# History has been made



## fuzzbuzz (Aug 3, 2008)

Woohoo!!! Fantastic news! 

Clover says "Way to go Granddad!"


----------



## hotel4dogs (Sep 29, 2008)

that is just amazing!! I can't even imagine the amount of work that went into it!
is he an AKC CH? I'm not sure I'm reading it right.


----------



## Pointgold (Jun 6, 2007)

hotel4dogs said:


> that is just amazing!! I can't even imagine the amount of work that went into it!
> is he an AKC CH? I'm not sure I'm reading it right.


 
Push is Canadian.


----------



## hotel4dogs (Sep 29, 2008)

Push is amazing!


----------



## AmberSunrise (Apr 1, 2009)

Wow - I don't even know how to express the awe I feel for such an amazing accomplishment ...


----------



## Loisiana (Jul 29, 2009)

Push is quite impressive, but it does need to be remembered that a Canadian OTCH is not nearly the title that it is in America. I believe the requirements for an OTCH in Canada are simply a UD. So while he is a triple champion in Canada, if it had been America he would be a dual champion with a UD (still an impressive feat).
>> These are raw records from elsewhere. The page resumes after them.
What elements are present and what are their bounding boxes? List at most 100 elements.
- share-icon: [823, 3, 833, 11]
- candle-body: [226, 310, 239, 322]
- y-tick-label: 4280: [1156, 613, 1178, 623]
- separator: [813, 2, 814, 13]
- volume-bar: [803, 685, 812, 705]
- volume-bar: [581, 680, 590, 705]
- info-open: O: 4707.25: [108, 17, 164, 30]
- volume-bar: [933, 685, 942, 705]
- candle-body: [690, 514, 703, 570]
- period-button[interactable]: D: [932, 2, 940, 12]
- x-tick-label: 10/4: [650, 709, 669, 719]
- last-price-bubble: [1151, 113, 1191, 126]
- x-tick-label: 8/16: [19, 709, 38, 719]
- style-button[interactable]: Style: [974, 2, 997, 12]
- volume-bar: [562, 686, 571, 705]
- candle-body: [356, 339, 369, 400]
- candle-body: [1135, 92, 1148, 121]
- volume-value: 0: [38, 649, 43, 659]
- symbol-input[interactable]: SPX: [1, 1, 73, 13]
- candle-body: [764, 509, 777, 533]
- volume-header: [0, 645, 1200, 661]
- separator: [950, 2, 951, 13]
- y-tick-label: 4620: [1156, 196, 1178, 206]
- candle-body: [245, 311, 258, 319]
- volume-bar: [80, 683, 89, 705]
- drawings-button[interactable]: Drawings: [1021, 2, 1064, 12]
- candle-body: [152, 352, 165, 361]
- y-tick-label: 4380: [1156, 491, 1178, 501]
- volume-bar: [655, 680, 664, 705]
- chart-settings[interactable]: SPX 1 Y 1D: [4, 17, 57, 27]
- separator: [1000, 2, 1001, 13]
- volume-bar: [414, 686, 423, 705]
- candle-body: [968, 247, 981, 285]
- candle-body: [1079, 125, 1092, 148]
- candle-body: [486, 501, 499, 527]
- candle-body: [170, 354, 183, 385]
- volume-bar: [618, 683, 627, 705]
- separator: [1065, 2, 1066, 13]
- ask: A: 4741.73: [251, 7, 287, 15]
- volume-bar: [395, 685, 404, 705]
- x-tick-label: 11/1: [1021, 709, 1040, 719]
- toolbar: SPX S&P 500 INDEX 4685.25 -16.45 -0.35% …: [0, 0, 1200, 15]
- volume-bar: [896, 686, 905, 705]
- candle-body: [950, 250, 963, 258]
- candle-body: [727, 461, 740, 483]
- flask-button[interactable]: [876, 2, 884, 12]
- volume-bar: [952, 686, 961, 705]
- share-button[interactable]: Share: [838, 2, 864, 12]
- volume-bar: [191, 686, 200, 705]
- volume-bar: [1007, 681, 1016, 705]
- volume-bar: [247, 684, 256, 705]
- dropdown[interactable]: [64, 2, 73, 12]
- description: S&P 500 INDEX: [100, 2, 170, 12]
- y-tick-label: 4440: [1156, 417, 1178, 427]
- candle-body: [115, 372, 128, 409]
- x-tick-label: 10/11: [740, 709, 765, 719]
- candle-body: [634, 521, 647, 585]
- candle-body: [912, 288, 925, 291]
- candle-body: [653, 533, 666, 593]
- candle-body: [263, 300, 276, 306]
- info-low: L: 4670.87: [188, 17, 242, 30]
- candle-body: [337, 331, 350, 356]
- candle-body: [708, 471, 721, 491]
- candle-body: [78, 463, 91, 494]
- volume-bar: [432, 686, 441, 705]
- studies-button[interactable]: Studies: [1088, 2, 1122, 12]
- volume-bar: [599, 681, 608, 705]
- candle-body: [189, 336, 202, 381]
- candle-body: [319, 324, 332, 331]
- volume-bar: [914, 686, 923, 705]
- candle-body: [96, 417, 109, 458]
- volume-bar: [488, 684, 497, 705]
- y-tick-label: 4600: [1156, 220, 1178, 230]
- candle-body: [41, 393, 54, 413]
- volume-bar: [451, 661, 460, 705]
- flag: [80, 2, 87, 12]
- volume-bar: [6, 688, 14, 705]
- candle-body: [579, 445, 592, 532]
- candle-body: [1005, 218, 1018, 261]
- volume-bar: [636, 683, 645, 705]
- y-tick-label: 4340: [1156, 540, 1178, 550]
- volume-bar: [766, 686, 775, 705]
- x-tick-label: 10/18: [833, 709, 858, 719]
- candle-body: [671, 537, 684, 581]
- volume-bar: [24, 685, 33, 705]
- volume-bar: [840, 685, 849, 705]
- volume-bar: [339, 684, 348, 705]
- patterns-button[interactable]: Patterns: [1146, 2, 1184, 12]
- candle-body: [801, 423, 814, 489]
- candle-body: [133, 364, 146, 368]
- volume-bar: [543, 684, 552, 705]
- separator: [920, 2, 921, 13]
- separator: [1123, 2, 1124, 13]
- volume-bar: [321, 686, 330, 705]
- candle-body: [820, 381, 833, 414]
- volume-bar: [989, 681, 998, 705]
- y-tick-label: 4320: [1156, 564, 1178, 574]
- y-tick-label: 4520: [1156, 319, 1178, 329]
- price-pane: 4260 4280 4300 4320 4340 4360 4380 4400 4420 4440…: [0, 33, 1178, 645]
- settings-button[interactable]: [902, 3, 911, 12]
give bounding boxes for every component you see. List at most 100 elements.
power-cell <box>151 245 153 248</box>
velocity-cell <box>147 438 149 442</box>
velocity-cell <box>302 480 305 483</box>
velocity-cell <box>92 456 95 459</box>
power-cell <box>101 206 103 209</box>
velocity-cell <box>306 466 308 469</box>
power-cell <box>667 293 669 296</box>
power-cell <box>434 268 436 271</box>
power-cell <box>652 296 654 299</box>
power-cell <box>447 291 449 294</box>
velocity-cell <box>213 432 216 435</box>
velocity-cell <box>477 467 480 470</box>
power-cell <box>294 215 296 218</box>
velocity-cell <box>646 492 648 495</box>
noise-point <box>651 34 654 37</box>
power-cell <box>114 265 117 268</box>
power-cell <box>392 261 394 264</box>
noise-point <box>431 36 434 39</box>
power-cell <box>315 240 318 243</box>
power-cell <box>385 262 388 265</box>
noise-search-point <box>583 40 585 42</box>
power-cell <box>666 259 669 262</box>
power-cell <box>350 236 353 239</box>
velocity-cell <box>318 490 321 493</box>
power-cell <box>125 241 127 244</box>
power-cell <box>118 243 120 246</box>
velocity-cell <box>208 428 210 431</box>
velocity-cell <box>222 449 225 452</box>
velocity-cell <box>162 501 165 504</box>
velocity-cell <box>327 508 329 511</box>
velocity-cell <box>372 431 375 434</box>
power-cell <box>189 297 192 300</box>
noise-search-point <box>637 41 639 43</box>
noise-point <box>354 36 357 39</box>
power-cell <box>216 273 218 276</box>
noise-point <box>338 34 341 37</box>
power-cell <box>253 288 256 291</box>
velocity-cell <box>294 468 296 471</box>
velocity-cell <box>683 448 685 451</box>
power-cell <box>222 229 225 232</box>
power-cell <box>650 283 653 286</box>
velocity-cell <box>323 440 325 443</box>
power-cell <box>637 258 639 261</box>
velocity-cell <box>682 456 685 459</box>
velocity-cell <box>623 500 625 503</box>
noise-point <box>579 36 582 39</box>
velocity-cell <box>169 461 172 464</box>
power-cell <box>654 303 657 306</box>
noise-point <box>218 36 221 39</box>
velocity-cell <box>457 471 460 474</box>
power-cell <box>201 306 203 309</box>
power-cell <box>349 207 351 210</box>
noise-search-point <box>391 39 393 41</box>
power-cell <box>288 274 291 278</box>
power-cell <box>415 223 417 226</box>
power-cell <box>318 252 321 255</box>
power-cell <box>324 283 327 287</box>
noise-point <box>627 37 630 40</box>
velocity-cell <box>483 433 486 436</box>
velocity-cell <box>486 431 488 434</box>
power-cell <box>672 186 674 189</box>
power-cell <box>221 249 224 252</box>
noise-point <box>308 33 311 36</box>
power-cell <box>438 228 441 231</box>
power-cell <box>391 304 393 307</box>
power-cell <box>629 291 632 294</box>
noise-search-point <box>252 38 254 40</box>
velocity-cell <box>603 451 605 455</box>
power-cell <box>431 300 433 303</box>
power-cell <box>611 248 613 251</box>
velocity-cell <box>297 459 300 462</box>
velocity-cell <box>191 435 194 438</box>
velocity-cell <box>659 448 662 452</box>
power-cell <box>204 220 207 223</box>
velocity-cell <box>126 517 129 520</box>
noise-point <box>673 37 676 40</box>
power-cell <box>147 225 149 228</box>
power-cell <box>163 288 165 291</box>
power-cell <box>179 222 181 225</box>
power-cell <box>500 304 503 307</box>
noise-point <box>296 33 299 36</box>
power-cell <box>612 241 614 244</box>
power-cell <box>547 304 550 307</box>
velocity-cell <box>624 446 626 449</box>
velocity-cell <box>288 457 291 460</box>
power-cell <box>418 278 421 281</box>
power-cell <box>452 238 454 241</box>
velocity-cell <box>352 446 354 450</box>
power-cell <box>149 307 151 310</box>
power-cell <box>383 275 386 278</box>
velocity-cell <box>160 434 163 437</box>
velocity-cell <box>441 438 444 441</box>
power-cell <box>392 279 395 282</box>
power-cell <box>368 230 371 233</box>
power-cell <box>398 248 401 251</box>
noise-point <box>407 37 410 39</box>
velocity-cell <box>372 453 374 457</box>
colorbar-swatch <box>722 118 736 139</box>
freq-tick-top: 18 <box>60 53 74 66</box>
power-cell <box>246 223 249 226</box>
If I'm wrong about that someone please correct me but I've heard that several times.


----------



## GoldenSail (Dec 30, 2008)

That is freakin' awesome!


----------



## MurphyTeller (Sep 28, 2008)

Loisiana said:


> Push is quite impressive, but it does need to be remembered that a Canadian OTCH is not nearly the title that it is in America. I believe the requirements for an OTCH in Canada are simply a UD. So while he is a triple champion in Canada, if it had been America he would be a dual champion with a UD (still an impressive feat).
> 
> If I'm wrong about that someone please correct me but I've heard that several times.


Right - The Canadians don't have a UD. Three passes in Utility under CKC rules (and it's different than AKC utility) is an OTCH.


----------



## Maxs Mom (Mar 22, 2008)

Pointgold said:


> Just read that Push did it!
> 
> He is now CanCh. FTCH,AFTCH, OTCH Firemark's Push Comes to Shove.
> 
> ...


I don't understand all this but it sounds VERY impressive to me! Only a quality dog can achieve. I was looking at him not too long ago on the Ambertrials website. I like their dogs. 
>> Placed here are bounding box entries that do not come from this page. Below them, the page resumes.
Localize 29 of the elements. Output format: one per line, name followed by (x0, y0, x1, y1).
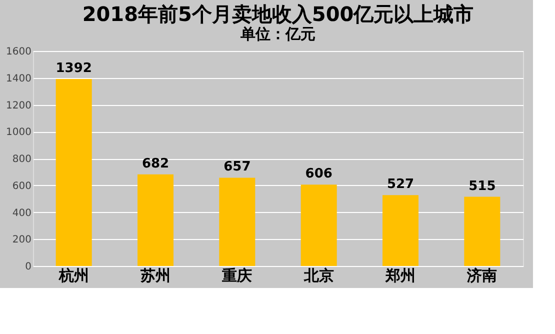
bar (464, 196, 500, 266)
y-tick-label: 1000 (6, 127, 32, 138)
x-tick-label: 郑州 (384, 266, 416, 284)
y-tick-label: 1400 (6, 73, 32, 84)
y-tick-label: 200 (12, 234, 32, 246)
x-tick-label: 杭州 (58, 266, 89, 284)
data-label: 657 (224, 160, 251, 175)
bar (138, 174, 174, 266)
bar (56, 78, 92, 266)
data-label: 515 (468, 178, 496, 194)
y-tick-label: 1600 (6, 46, 32, 58)
y-tick-label: 800 (12, 154, 32, 165)
chart-title: 2018年前5个月卖地收入500亿元以上城市 (82, 2, 474, 26)
y-tick-label: 600 (12, 180, 32, 192)
x-tick-label: 北京 (302, 266, 334, 284)
y-tick-label: 0 (25, 262, 32, 272)
data-label: 606 (305, 166, 332, 182)
data-label: 682 (142, 156, 170, 172)
bar (219, 178, 256, 266)
chart-subtitle: 单位：亿元 (240, 25, 316, 43)
x-tick-label: 苏州 (140, 266, 170, 284)
bar (300, 184, 337, 266)
x-tick-label: 重庆 (221, 266, 252, 284)
y-tick-label: 400 (12, 208, 32, 219)
data-label: 1392 (56, 60, 92, 76)
x-tick-label: 济南 (466, 266, 498, 284)
bar (382, 195, 418, 266)
y-tick-label: 1200 (6, 100, 32, 112)
data-label: 527 (386, 177, 414, 192)
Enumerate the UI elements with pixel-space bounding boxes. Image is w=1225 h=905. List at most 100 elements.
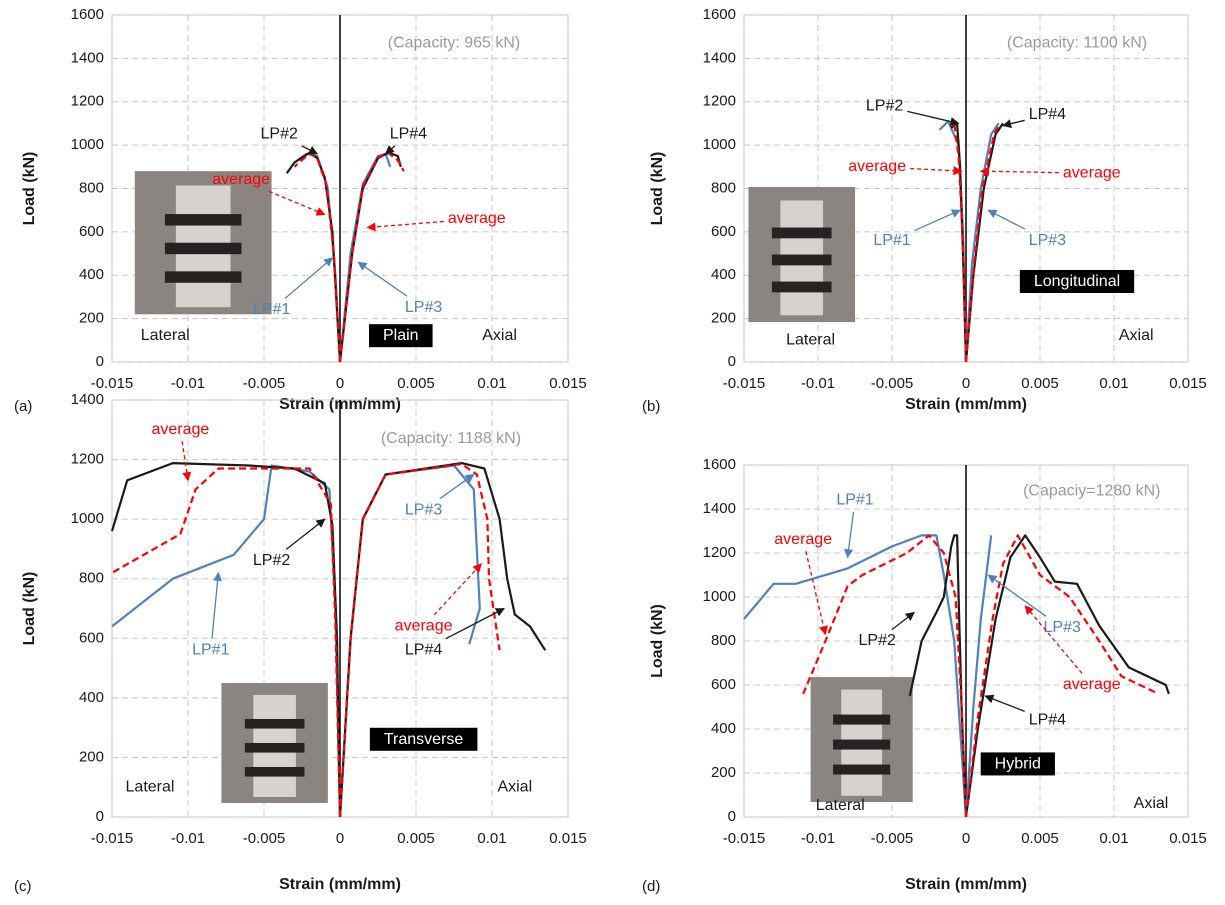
photo-band — [244, 766, 305, 777]
y-tick-label: 200 — [711, 310, 736, 327]
series-label: LP#3 — [1029, 232, 1066, 249]
series-label: average — [448, 210, 506, 227]
panel-label: (b) — [642, 398, 660, 415]
label-arrow — [1024, 605, 1083, 674]
data-line — [953, 123, 968, 363]
y-tick-label: 1000 — [703, 588, 736, 605]
series-label: LP#3 — [405, 299, 442, 316]
data-line — [293, 152, 342, 363]
region-label: Lateral — [816, 797, 865, 814]
y-tick-label: 1400 — [71, 391, 104, 408]
x-tick-label: 0.005 — [397, 830, 435, 847]
mode-label: Plain — [383, 327, 419, 344]
y-tick-label: 0 — [96, 353, 104, 370]
label-arrow — [181, 441, 192, 482]
data-line — [964, 535, 993, 818]
x-tick-label: -0.015 — [91, 375, 134, 392]
photo-band — [164, 214, 242, 226]
label-arrow — [285, 518, 326, 550]
y-tick-label: 1400 — [703, 49, 736, 66]
label-arrow — [984, 694, 1025, 712]
y-tick-label: 200 — [711, 764, 736, 781]
mode-label: Hybrid — [995, 755, 1041, 772]
series-label: LP#2 — [859, 632, 896, 649]
y-tick-label: 1200 — [71, 451, 104, 468]
series-label: LP#4 — [1029, 711, 1066, 728]
label-arrow — [445, 607, 505, 640]
y-tick-label: 1400 — [71, 49, 104, 66]
x-tick-label: 0.01 — [477, 375, 506, 392]
data-line — [964, 122, 1000, 363]
specimen-photo — [748, 186, 855, 323]
y-tick-label: 1000 — [703, 136, 736, 153]
mode-box — [980, 752, 1055, 776]
y-tick-label: 1400 — [703, 500, 736, 517]
label-arrow — [439, 473, 475, 500]
x-tick-label: 0.015 — [1169, 375, 1207, 392]
region-label: Axial — [1134, 795, 1169, 812]
y-tick-label: 800 — [711, 632, 736, 649]
data-line — [338, 152, 405, 363]
mode-box — [369, 727, 478, 751]
specimen-photo — [810, 677, 913, 803]
series-label: LP#2 — [261, 126, 298, 143]
label-arrow — [301, 145, 319, 155]
y-tick-label: 800 — [79, 179, 104, 196]
region-label: Axial — [497, 778, 532, 795]
y-tick-label: 1000 — [71, 510, 104, 527]
label-arrow — [211, 571, 223, 639]
panel-label: (c) — [14, 878, 32, 895]
x-tick-label: -0.015 — [91, 830, 134, 847]
region-label: Axial — [482, 327, 517, 344]
label-arrow — [1002, 119, 1025, 129]
mode-box — [369, 324, 433, 348]
x-tick-label: 0 — [962, 830, 970, 847]
region-label: Lateral — [126, 778, 175, 795]
y-tick-label: 1200 — [703, 544, 736, 561]
series-label: LP#3 — [405, 501, 442, 518]
label-arrow — [805, 551, 828, 636]
label-arrow — [357, 261, 408, 297]
series-label: LP#4 — [405, 641, 442, 658]
data-line — [964, 122, 1004, 363]
series-label: LP#2 — [866, 97, 903, 114]
series-label: LP#4 — [1029, 106, 1066, 123]
label-arrow — [384, 145, 396, 155]
region-label: Lateral — [141, 327, 190, 344]
capacity-note: (Capaciy=1280 kN) — [1023, 483, 1160, 500]
y-tick-label: 200 — [79, 748, 104, 765]
y-tick-label: 0 — [728, 808, 736, 825]
x-tick-label: -0.01 — [171, 375, 205, 392]
mode-label: Longitudinal — [1034, 273, 1120, 290]
y-tick-label: 800 — [711, 179, 736, 196]
photo-band — [244, 718, 305, 729]
label-arrow — [268, 190, 326, 216]
y-axis-title: Load (kN) — [21, 572, 38, 646]
label-arrow — [987, 209, 1026, 230]
series-label: average — [212, 171, 270, 188]
series-label: average — [1063, 165, 1121, 182]
series-label: average — [774, 531, 832, 548]
photo-band — [833, 739, 891, 750]
y-tick-label: 600 — [79, 629, 104, 646]
y-tick-label: 600 — [711, 676, 736, 693]
data-line — [802, 534, 968, 818]
x-tick-label: 0.015 — [1169, 830, 1207, 847]
label-arrow — [844, 511, 855, 559]
x-tick-label: -0.005 — [243, 830, 286, 847]
x-tick-label: 0.01 — [477, 830, 506, 847]
y-tick-label: 400 — [79, 689, 104, 706]
y-tick-label: 200 — [79, 310, 104, 327]
y-tick-label: 0 — [728, 353, 736, 370]
x-tick-label: -0.01 — [171, 830, 205, 847]
x-tick-label: -0.015 — [723, 830, 766, 847]
label-arrow — [366, 220, 444, 232]
x-tick-label: 0 — [962, 375, 970, 392]
y-tick-label: 1000 — [71, 136, 104, 153]
photo-band — [771, 227, 832, 239]
data-line — [743, 534, 968, 818]
capacity-note: (Capacity: 1100 kN) — [1007, 34, 1147, 51]
x-tick-label: 0 — [336, 830, 344, 847]
series-label: average — [395, 618, 453, 635]
photo-band — [164, 271, 242, 283]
GO PUSH!!!! GOLDENS RULE!!!!
Ann


----------



## goldengirls550 (Jun 12, 2008)

Amazing!!! Push is a really impressive dog!!!


----------



## rappwizard (May 27, 2009)

Congratulations to Push, his owners and breeders! Simply amazing!


----------



## AquaClaraCanines (Mar 5, 2006)

Outstanding!

Maybe he will conquer the US next


----------